22 Feb 2013
The approval by the Energy Regulatory Commission (ERC) of the petition of the Power Sector Assets and Liabilities Management (PSALM) Corporation to recover the stranded contract costs (SCC) of the National Power Corporation (NPC) from 2007 to 2010 through the Universal Charge (UC) will augment the revenues of the privatization firm in the next four years.
PSALM received the ERC decision on 19 February 2013 authorizing it to recover PhP53.851 billion through the UC-SCC, at a rate of PhP0.1938 per kilowatt-hour (kWh). The amount is lower than the PhP0.3666/kWh PSALM originally proposed.
"Under the Electric Power Industry Reform Act (EPIRA), PSALM is authorized to calculate the UC-SCC and UC for stranded debts (SD) following strictly the ERC guidelines.
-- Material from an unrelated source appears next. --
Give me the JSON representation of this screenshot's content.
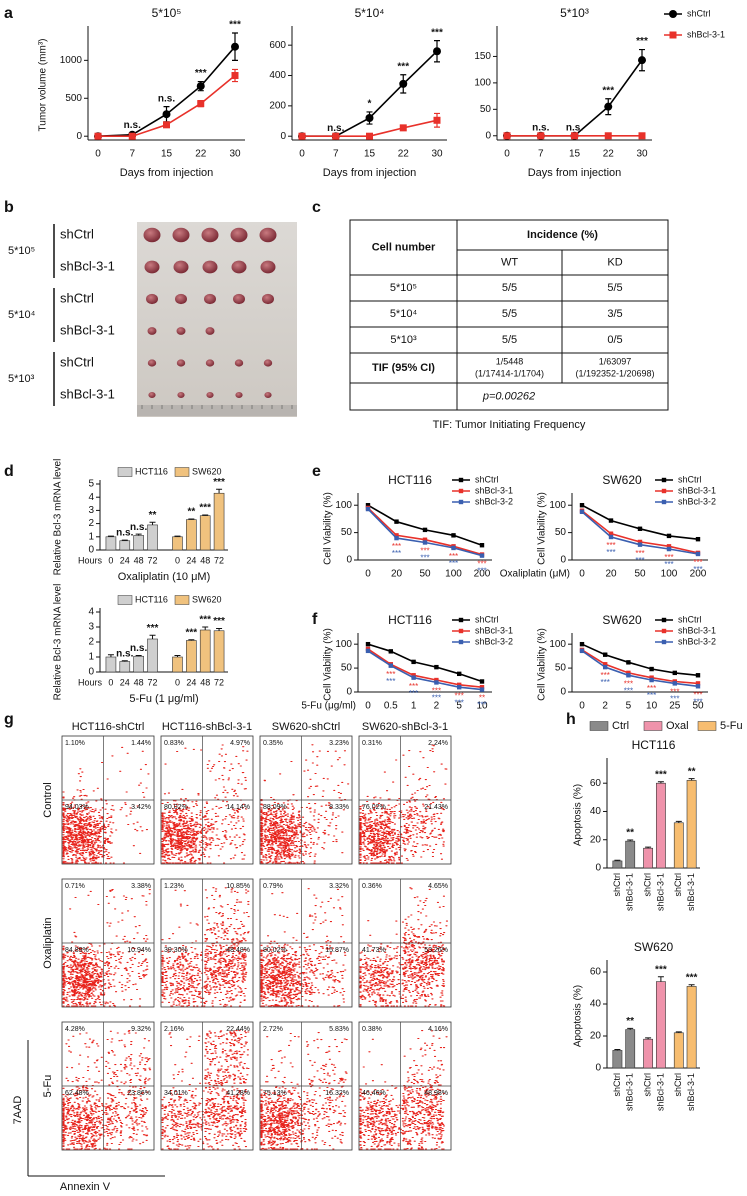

It is entitled to collect the rates that the ERC approved. However, the ERC set to zero the UC-SD," PSALM President and Chief Executive Officer Emmanuel R. Ledesma, Jr. said.
"The proponents of the EPIRA have recognized the fact that the privatization proceeds will not be enough to cover NPC's financial obligations. PSALM also continues to incur losses from the operations of its remaining generating assets and the IPP plants. The authors of the law allowed the collection of UC to bridge the gap," Ledesma said.
PSALM filed its petitions in June 2011 to recover PhP74 billion through the UC-SCC to be collected over a four-year period, and PhP66 billion through the UC-SD supposedly to be collected in 15 years based on assumptions following the ERC guidelines. The UC-SCC was approved with modification at PhP53.851 billion, and while the ERC determined that no stranded debts were incurred, it allowed PSALM to file for an annual true-up adjustment.
Ledesma also explained that financial obligations forming part of the stranded debts are actual obligations incurred by NPC prior to the enactment of the EPIRA as a result of the need to construct power plants to avoid power outage and to supply the country's electricity requirements. These financial obligations include additional debts incurred by NPC to subsidize plant operations in light of the rate capping measures previously implemented by the government to ensure more affordable electricity costs to consumers at that time.
The EPIRA defines stranded debts as any unpaid financial obligation of NPC that has not been liquidated by the proceeds from the privatization of PSALM's generating assets, and stranded contract costs as the excess of the contracted cost of electricity under eligible contracts over the actual selling price of the contracted energy output of these contracts in the market.
Currently, PSALM is evaluating the ERC decisions and may take appropriate action as it deems necessary to protect the interest of the nation.